Options on Futures

Discussion in 'Options' started by btowntrader54, Apr 14, 2008.

  1. If someone with success would offer some guidance as to whether or not options on the ES would be worth trading or if straight futures would be the better route, I'd appreciate the help.

  2. It's all about what you want to do. I would advise though, that margining on futures options is not easily explained. There are a lot of hidden gotchas. Take a look at 'SPAN Margining'

    Bottom line, futures options margining is totally different than stock options.
  3. Start with futures first. Then consider getting involved with options. :cool:
  4. StockApprentice

    Define gotchas for me if you don't mind.

    Also, why start with futures where unlimited risk is when FoO offers limited risk?

  5. I strongly suggest NOT going for the futures trading directly. It is very rewarding if you are right, but definitely very risky if you are not. As with futures you get high leverage compared to stocks.

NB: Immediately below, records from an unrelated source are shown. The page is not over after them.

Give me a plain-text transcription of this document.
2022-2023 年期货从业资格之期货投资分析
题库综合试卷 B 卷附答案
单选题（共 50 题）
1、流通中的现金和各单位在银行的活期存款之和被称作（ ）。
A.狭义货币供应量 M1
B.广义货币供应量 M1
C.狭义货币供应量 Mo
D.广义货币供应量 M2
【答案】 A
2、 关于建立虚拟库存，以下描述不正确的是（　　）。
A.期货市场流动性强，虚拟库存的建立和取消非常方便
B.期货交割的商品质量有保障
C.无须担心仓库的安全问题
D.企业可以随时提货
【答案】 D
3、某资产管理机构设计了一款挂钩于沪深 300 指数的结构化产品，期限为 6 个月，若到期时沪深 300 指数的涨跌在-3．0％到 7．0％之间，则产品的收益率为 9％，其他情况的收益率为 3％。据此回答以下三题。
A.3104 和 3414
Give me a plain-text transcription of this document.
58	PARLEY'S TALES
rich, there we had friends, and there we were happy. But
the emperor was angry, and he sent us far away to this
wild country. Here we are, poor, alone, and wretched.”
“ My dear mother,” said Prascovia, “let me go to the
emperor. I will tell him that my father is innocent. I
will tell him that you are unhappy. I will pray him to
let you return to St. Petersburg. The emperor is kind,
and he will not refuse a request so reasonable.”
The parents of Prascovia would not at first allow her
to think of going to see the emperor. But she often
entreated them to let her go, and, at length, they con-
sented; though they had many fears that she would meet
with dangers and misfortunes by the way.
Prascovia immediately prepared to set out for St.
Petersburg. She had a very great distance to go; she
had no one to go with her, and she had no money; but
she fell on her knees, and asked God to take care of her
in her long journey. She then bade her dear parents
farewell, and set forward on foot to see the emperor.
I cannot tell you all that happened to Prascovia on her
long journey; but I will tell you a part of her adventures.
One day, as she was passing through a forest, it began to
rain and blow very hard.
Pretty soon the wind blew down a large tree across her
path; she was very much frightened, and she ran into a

    If you trade spreads or buy straight options, there is no need to worry about the SPAN margin.

    If you are going to sell naked options, the SPAN calculation will matter as margin will keep on changing day by day. You need to keep enough reserve for the changes.

    I am sure you meant to say OoF (not FoO)!
  6. Haha yes indeed, OoF. I would not be writing just buying.
  7. Futures have unlimited risk to the upside only if you let a short-position wipe you out completely. Theoretically, futures have limited downside risk, except Eurodollar futures, which occurs at "zero". Options on futures can behave differently than futures but they require a different mentality to trade profitably than futures. You are slightly better off developing respect for the market by trading futures first, then getting involved with options later.
  8. dmo


    Two different games entirely. If you're interested in playing the direction of the futures, play the futures. It takes a fair amount of knowledge in options to understand the additional dimensions of implied volatility, gammas and time that options bring to the table. I wouldn't risk (a lot of) real money before you feel comfortable with those.
  9. Options on futures are best used for hedging a futures position where you have a nice profit and want to keep it. There are situations where, if done right, you can have a "free" long or short position.
  10. agreed, great way to protect profits. Its all about breaking down what makes sense. If vol is at its lows and you can buy a lot of time for cheap
    example: On Oct 19, 2007 I bought SBV8 12.00C options with over 300 days of time for 27 ticks, no brainer right? Well, trading options requires constantly scanning different markets for opportunites that you may seem overvalued to sell, or undervalued to buy.

    As the options increase in value you can collect profits on a percentage u own, but either way your risk is limited to the 27 ticks paid. Needless to say, they didnt move for a few months, then jumped to over 400 ticks at one point. The beauty is the cheap time value (theta) that still exists.